ML Tea: Domain-Aware Scaling Laws Uncover Data Synergy / Ambient Diffusion Omni: Training Good Models with Bad Data

Speakers: Kimia Hamidieh and Adrián Rodríguez

Bios:

1 - Kimia is a PhD student at MIT, and her research focuses on data-centric approaches to responsible AI, with emphasis on understanding how data composition shapes model capabilities. Her work has appeared at venues including ICLR, NeurIPS, AIES, and FAccT.

2 - Adrián Rodríguez-Muñoz is a 4th year grad student at MIT EECS under the supervision of Prof. Antonio Torralba. His research focuses on learning how to use all data effectively, such as low-quality and out-of-distribution data in generative models, and even procedurally generated data in vision models, with direct applications to data-constrained domains such as science.

Abstracts:

1 - Machine learning progress is often attributed to scaling model size and dataset volume, yet the composition of data can be just as consequential. Empirical findings repeatedly show that combining datasets from different domains yields nontrivial interactions: adding code improves mathematical reasoning, while certain mixtures introduce interference that suppresses performance. We refer to these effects collectively as data synergy, interaction effects whereby the joint contribution of multiple domains exceeds (positive synergy) or falls short of (interference) the sum of their isolated contributions. In this work, we formalize and quantify dataset interactions in large language models. Leveraging observational variation across open-weight LLMs with diverse pretraining mixtures, we estimate both direct domain-to-benchmark synergy (how one domain contributes to performance on another) and pretraining data synergy (capabilities that require co-occurrence of multiple domains). Our framework improves predictive accuracy over domain-agnostic scaling laws, recovers stable synergy patterns such as math–code complementarity, and yields interpretable maps of cross-domain transfer. These results demonstrate that understanding and exploiting data synergy is essential for designing data mixtures and curating corpora in the next generation of foundation models.
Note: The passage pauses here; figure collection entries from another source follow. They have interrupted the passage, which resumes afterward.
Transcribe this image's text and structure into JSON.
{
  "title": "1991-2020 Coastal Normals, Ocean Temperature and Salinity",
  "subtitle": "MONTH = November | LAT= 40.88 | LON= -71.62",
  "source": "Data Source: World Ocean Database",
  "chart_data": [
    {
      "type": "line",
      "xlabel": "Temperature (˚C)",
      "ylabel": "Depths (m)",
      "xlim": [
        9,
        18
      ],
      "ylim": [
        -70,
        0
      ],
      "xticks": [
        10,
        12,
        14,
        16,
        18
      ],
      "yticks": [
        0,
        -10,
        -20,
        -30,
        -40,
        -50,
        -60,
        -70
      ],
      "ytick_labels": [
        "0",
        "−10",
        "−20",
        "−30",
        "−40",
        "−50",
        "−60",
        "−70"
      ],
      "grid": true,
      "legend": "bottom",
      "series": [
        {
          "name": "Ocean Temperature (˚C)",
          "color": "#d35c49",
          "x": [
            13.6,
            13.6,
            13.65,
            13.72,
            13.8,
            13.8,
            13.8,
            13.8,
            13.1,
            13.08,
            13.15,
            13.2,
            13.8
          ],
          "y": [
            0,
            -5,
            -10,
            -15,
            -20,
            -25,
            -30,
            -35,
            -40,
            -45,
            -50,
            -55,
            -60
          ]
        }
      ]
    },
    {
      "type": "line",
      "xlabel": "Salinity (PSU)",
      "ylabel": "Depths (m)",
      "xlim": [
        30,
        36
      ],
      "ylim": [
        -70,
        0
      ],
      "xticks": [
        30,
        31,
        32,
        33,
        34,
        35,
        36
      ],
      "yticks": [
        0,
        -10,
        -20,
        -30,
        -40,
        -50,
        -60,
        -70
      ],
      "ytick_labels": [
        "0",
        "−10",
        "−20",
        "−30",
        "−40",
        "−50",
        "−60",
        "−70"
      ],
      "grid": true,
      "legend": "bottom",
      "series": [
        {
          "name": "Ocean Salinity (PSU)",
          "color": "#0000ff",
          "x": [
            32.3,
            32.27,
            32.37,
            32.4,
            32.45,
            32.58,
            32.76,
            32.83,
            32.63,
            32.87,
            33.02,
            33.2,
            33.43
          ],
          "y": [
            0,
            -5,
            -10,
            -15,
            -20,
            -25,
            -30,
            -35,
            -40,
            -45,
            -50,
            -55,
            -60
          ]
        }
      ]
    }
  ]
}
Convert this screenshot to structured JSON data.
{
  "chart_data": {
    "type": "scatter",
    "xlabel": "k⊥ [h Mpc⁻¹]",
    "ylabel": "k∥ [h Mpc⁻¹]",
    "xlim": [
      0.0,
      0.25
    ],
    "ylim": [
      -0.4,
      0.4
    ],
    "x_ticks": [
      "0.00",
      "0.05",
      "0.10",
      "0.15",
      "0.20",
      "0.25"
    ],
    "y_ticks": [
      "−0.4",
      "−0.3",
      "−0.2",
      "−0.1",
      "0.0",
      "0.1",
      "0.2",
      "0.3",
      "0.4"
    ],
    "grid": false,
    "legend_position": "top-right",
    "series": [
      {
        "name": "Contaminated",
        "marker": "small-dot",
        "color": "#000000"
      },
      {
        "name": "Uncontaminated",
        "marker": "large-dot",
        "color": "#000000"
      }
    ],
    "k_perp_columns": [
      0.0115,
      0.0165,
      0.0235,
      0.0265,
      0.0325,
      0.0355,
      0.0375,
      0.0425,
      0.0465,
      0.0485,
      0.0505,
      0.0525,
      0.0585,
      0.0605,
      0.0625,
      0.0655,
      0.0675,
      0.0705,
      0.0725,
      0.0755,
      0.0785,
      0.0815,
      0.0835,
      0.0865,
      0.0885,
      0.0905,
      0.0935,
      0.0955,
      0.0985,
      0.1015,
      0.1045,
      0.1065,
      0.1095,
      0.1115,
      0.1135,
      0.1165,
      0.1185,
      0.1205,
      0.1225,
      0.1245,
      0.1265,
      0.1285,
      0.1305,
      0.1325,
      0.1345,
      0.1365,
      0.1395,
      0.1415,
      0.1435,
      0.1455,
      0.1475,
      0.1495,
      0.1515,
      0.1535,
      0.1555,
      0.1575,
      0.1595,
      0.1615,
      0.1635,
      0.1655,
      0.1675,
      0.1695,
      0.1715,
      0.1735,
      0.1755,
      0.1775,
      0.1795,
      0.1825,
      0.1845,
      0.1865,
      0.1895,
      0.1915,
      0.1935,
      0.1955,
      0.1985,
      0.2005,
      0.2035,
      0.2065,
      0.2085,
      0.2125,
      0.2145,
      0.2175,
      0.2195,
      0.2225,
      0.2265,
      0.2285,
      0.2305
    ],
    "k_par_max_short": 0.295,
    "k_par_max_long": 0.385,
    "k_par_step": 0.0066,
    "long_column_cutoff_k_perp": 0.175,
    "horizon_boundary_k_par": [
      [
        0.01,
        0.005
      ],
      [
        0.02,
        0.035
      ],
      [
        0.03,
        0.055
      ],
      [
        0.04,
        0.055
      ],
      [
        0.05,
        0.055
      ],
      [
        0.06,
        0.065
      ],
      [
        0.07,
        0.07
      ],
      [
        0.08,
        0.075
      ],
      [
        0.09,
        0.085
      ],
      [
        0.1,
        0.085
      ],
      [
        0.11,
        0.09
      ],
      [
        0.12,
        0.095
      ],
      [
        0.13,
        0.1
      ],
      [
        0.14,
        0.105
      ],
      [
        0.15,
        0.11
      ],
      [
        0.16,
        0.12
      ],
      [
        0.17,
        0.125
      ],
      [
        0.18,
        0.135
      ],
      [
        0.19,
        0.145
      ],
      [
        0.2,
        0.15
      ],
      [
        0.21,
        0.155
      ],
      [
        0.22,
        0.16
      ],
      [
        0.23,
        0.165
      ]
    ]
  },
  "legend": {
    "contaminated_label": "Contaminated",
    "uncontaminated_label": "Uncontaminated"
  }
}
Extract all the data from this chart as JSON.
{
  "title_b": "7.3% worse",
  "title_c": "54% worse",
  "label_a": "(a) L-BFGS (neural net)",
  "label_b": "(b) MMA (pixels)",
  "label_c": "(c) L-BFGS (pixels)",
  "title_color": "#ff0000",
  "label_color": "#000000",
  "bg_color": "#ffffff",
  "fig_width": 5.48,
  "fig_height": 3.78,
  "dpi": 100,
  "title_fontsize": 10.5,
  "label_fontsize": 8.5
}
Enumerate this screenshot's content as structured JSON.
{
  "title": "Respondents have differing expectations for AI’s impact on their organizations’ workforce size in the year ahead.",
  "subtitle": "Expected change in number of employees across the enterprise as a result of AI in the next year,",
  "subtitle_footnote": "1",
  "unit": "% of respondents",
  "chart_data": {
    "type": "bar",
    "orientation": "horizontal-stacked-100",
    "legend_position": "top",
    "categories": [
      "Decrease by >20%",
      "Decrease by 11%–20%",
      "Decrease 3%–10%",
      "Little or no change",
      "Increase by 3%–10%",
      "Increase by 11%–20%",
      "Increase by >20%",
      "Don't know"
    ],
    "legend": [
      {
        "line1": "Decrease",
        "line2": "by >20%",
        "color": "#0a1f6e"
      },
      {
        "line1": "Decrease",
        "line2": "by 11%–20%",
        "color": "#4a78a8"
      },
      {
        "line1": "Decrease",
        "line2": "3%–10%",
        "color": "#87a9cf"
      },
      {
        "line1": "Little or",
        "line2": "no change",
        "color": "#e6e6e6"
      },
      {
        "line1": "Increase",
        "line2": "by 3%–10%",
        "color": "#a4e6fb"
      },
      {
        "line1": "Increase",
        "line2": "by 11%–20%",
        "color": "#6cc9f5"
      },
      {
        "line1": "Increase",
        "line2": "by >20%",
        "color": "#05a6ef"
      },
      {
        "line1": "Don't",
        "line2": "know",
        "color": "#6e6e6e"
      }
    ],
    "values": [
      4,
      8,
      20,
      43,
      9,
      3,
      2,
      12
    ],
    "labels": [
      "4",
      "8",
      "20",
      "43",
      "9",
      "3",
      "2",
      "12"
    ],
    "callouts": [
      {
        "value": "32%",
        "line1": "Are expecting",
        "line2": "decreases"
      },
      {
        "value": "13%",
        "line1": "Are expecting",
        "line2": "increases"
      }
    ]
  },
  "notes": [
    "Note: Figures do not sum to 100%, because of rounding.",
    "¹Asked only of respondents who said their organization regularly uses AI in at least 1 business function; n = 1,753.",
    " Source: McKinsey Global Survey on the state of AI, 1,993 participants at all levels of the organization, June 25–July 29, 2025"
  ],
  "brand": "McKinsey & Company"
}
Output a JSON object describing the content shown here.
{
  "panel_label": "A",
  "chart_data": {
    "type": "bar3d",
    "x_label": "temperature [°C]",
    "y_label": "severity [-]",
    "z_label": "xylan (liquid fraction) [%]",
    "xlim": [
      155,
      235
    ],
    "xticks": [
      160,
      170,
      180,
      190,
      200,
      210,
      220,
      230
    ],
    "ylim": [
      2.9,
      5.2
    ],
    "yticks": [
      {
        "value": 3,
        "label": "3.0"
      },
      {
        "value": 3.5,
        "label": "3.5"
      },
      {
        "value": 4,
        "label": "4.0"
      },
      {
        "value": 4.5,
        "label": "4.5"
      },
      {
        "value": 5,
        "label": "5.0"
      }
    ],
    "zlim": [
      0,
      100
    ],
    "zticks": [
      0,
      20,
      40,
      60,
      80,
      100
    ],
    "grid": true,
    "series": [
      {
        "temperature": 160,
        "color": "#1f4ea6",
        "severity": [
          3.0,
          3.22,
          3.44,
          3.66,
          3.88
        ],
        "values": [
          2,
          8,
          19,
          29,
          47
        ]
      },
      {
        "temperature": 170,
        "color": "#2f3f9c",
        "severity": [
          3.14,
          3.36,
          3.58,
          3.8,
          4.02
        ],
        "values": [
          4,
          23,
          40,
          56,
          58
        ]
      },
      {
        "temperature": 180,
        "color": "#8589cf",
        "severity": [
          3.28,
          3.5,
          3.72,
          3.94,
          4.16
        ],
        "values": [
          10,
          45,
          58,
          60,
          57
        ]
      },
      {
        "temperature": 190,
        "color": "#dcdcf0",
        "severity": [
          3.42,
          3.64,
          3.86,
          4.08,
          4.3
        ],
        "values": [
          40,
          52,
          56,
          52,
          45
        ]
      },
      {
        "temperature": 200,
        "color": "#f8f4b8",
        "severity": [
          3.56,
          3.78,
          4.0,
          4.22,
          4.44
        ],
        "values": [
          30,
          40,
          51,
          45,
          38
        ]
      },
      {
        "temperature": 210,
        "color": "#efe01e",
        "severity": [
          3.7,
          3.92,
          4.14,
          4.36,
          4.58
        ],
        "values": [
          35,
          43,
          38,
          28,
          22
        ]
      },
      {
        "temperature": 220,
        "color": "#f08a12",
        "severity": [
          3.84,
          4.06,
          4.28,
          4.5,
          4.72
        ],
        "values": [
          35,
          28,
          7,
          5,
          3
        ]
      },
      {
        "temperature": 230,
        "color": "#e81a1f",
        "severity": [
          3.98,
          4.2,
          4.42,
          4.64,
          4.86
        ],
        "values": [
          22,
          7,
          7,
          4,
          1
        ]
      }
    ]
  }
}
2 - The first part of the talk shows how to use low-quality, synthetic, and out-of-distribution images to improve the quality of a diffusion model. Typically, diffusion models are trained on curated datasets that emerge from highly filtered data pools from the Web and other sources. We show that there is immense value in the lower-quality images that are often discarded. We present Ambient Diffusion Omni, a simple, principled framework to train diffusion models that can extract signal from all available images during training. Our framework exploits two properties of natural images -- spectral power law decay and locality. The second part of the talk explores how to iteratively evolve heterogeneous-quality datasets. We propose Ambient Dataloops, an iterative framework for refining datasets that makes it easier for diffusion models to learn the underlying data distribution. Modern datasets contain samples of highly varying quality, and training directly on such heterogeneous data often yields suboptimal models. We propose a dataset-model co-evolution process; at each iteration of our method, the dataset becomes progressively higher quality, and the model improves accordingly. To avoid destructive self-consuming loops, at each generation, we treat the synthetically improved samples as low-quality, but at a slightly higher quality level than the previous iteration, and we use Ambient Diffusion techniques for learning under corruption.